Edmund Pellegrino – Gone to his reward


Edmund Pellegrino died peacefully in his sleep on June 13.  A peaceful death – a gentle end to a life of unwavering generosity and service to the common good and his fellow man – seems an appropriate passing for one of the finest doctors and bioethicists, Catholic or otherwise, of the past half century.

There is much that can be said of his full and eventful life, which ended just a few days shy of his ninety-third birthday.  Though it is impossible to recount all of his accomplishments, the reader should know a few.  He served as the president of the Catholic University of America and wrote over twenty books and more than 600 scholarly articles (a good introduction to his thought is The Philosophy of Medicine Reborn: An Edmund Pellegrino Reader).  He was a dedicated physician, deeply committed to his patients, serving them for over fifty years.  As you can see just from this short account, he obviously influenced hundreds – indeed, thousands – of people.

I was one of them.

I first met him on a pilgrimage to the Holy Land with the John Carroll Society.  As an adult convert to Catholicism, I was looking for role models for what it meant to be a professional, a Catholic, and a good citizen.  And I found such a role model in Ed – a man for whom there was no conflict between science and faith, a man whose faith framed his life and deepened the knowledge he gained from science and experience.

I was with him on a subsequent pilgrimage – this time to Sicily – when President George Bush announced his decision on federal funding for embryonic stem cell research (limiting such funding to stem cell lines created prior to August 10, 2001).  At the time, I was doing a good deal of work on that issue. And I joined Ed on a hastily convened panel to discuss Bush’s decision, a panel we subsequently repeated at Visitation School in Washington D.C.  I was honored to be on it, but did not deserve to be.  It would have been more than sufficient to listen to Ed alone.  After all, for many in this country and elsewhere, he was known as the “father of bioethics.”

You can gain some idea of the important role he played in the field of bioethics by considering just the following facts: he served for many years as director of Georgetown’s Kennedy School of Ethics; he succeeded Leon Kass as Chair of the President’s Council for Bioethics; and in 2004, he was appointed to UNESCO’s Bioethics Committee.


Edmund D. Pellegrino, M.D. by James Crowley

But there was another role that best illustrates Pellegrino’s special approach to bioethics – he founded the Center for Clinical Bioethics at Georgetown Medical School.  Clinical bioethics, a bioethics of the bedside, was Ed’s particular focus.  He was, after all, first and foremost (as he always pointed out) a doctor.  And doctors have patients.  The care of patients is their primary responsibility.  Decisions have to be made in the difficult, complex, confusing context of the suffering patient.  Ed felt that though many no longer understood the importance of making patient-sensitive decisions, doctors in particular were losing this skill, this sensitivity.  The Center for Clinical Bioethics was intended to bring that back into focus.

A couple of times, Ed asked me to join him, since I was a lawyer, when he worked through ethical, fact-based hypotheticals with medical residents training at the hospital.
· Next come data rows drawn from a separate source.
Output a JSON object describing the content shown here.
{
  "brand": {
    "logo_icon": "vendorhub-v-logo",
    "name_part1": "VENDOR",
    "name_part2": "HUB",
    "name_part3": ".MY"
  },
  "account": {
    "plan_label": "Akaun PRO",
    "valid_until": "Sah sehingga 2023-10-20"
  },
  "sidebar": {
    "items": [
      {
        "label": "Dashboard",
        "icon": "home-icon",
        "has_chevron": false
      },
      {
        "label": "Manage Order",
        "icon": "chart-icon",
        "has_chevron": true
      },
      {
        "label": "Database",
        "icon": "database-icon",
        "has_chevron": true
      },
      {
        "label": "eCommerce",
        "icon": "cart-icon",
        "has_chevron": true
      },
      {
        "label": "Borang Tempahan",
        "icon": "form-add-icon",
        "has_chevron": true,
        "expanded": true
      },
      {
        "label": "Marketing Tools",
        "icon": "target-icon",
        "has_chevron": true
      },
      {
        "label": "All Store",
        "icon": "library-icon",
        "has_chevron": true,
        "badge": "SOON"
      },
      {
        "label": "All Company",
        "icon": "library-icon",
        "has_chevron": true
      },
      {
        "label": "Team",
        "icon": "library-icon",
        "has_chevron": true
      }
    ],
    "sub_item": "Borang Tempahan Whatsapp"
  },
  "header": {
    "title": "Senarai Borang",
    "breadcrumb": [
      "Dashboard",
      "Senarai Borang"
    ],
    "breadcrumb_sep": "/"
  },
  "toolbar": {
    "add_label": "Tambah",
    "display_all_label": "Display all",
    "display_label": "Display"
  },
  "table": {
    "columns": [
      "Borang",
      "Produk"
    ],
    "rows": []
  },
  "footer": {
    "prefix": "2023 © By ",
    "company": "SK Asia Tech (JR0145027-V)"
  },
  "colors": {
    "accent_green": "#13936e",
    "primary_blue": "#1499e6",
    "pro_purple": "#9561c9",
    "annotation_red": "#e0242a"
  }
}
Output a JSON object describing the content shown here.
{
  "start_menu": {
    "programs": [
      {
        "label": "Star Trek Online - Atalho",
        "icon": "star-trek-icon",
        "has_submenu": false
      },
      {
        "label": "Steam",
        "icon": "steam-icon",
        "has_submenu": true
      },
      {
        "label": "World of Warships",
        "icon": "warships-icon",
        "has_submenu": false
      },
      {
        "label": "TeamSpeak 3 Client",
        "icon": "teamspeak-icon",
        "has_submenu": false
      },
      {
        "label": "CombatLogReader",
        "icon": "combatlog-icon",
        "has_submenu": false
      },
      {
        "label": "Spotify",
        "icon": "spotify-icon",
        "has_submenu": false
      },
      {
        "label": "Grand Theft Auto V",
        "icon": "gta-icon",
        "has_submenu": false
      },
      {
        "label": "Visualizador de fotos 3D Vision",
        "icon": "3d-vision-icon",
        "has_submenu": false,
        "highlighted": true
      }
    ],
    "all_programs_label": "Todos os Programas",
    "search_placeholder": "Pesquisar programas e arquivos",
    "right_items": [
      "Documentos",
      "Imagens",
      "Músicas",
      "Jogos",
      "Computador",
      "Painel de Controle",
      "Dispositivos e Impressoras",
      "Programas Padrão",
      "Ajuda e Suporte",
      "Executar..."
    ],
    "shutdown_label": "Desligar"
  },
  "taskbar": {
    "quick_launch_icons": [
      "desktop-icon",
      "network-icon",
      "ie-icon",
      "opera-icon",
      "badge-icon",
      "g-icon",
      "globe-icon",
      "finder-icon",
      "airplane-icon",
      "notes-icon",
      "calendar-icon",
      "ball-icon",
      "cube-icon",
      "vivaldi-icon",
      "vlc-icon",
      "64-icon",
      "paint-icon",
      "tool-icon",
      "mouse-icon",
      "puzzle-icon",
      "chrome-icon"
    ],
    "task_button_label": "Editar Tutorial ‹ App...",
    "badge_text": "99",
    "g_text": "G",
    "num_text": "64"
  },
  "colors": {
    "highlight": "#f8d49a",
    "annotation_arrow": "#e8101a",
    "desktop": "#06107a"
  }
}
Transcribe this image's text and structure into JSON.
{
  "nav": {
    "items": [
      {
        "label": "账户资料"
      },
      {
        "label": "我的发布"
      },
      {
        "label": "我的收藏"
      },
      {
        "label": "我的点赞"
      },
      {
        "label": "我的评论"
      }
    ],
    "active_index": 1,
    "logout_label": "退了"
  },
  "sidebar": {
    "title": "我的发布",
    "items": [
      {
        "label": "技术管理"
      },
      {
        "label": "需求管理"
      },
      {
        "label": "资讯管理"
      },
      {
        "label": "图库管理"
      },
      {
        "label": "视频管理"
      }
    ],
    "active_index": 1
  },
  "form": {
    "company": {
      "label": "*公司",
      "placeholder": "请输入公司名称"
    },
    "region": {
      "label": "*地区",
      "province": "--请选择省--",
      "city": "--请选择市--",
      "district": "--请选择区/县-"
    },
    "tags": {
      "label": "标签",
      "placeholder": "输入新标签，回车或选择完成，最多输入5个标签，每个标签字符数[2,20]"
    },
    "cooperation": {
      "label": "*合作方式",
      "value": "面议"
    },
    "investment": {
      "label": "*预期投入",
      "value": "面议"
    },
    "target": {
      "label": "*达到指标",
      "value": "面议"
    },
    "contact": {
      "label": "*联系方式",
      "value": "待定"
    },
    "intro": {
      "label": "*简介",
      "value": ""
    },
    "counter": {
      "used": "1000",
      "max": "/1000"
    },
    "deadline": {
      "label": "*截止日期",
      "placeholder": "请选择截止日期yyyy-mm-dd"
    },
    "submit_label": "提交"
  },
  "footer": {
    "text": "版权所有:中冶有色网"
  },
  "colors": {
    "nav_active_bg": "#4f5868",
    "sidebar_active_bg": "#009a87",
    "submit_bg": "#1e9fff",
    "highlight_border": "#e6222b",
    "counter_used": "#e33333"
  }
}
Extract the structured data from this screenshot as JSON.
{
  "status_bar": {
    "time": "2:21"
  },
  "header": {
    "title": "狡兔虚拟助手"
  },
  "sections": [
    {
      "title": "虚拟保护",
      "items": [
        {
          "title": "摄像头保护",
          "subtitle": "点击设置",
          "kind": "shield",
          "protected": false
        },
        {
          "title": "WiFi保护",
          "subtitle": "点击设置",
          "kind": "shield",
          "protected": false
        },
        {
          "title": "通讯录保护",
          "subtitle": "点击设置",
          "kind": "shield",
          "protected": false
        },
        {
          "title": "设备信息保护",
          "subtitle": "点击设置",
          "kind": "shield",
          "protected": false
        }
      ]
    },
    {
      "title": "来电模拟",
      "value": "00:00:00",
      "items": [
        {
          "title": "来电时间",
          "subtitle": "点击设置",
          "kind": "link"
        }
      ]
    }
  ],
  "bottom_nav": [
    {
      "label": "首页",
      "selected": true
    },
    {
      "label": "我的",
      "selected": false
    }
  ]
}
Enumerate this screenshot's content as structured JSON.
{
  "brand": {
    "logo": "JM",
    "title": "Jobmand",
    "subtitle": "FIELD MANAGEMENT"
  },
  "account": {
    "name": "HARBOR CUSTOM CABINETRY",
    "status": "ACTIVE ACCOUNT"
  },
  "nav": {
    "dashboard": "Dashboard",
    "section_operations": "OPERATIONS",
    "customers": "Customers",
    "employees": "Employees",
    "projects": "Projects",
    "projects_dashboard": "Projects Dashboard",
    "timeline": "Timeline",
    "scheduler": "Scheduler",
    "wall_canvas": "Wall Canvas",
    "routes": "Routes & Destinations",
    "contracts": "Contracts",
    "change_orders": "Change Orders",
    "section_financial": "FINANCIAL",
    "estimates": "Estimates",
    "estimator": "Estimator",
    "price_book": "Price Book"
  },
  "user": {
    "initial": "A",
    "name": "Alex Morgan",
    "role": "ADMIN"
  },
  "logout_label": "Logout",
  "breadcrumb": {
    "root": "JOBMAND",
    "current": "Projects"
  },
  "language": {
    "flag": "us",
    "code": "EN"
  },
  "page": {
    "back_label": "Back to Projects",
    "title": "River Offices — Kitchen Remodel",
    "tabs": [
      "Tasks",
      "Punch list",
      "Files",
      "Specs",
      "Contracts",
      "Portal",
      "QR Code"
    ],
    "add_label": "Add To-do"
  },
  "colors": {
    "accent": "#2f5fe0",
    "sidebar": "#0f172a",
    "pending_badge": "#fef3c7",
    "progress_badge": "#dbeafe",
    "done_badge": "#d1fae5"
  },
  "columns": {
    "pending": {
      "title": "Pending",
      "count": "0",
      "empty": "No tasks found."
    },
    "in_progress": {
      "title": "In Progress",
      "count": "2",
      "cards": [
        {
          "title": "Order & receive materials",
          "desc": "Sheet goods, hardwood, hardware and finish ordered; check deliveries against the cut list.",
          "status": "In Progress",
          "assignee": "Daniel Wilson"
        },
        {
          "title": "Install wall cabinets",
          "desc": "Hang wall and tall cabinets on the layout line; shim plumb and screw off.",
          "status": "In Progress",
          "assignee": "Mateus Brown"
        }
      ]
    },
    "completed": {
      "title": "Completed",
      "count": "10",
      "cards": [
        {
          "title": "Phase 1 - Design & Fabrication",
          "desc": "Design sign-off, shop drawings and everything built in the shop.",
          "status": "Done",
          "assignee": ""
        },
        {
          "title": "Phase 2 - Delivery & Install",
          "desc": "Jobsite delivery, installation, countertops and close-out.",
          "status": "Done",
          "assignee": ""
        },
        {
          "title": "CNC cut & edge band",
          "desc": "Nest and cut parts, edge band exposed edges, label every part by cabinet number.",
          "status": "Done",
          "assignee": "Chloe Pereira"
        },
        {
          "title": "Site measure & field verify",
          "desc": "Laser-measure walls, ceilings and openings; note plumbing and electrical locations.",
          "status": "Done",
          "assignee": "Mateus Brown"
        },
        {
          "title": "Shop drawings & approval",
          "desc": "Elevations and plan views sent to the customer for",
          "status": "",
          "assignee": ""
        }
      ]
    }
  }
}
I can assure you that it was an education for me as well as for them.  He was a man finely tuned to the ethical nuances of any particular healthcare situation, though in whatever post he held, at Georgetown or elsewhere, his work always remained within a fully Catholic understanding of life issues.

Often death brings regret for the living.  We wish we had taken the opportunity to let the deceased know how much his or her life meant to us.  In Ed’s case, however, I am happy to note that two events happened in the past few months that let him know how much his life meant to others. 

First, in March, Georgetown held a “Pellegrino Symposium,” during which his life and work were celebrated and a special portrait was unveiled, and for which many of those thousands he influenced were in attendance. 

Then just a few weeks ago, the Kennedy School of Ethics held its renowned Intensive Course in Bioethics.  Ed returned to teach his master class in Virtue, at the very end of the course. By all accounts, it was a bravura performance. A few days later, he died.   

A great man, a scholar, a physician, a Catholic, a gentleman, Ed Pellegrino was all of these, and more.  Everyone who knew him will miss him deeply.   

William Saunders is Senior Vice President of Legal Affairs at Americans United for Life. A graduate of the Harvard Law School, he writes frequently on a wide variety of legal and policy issues.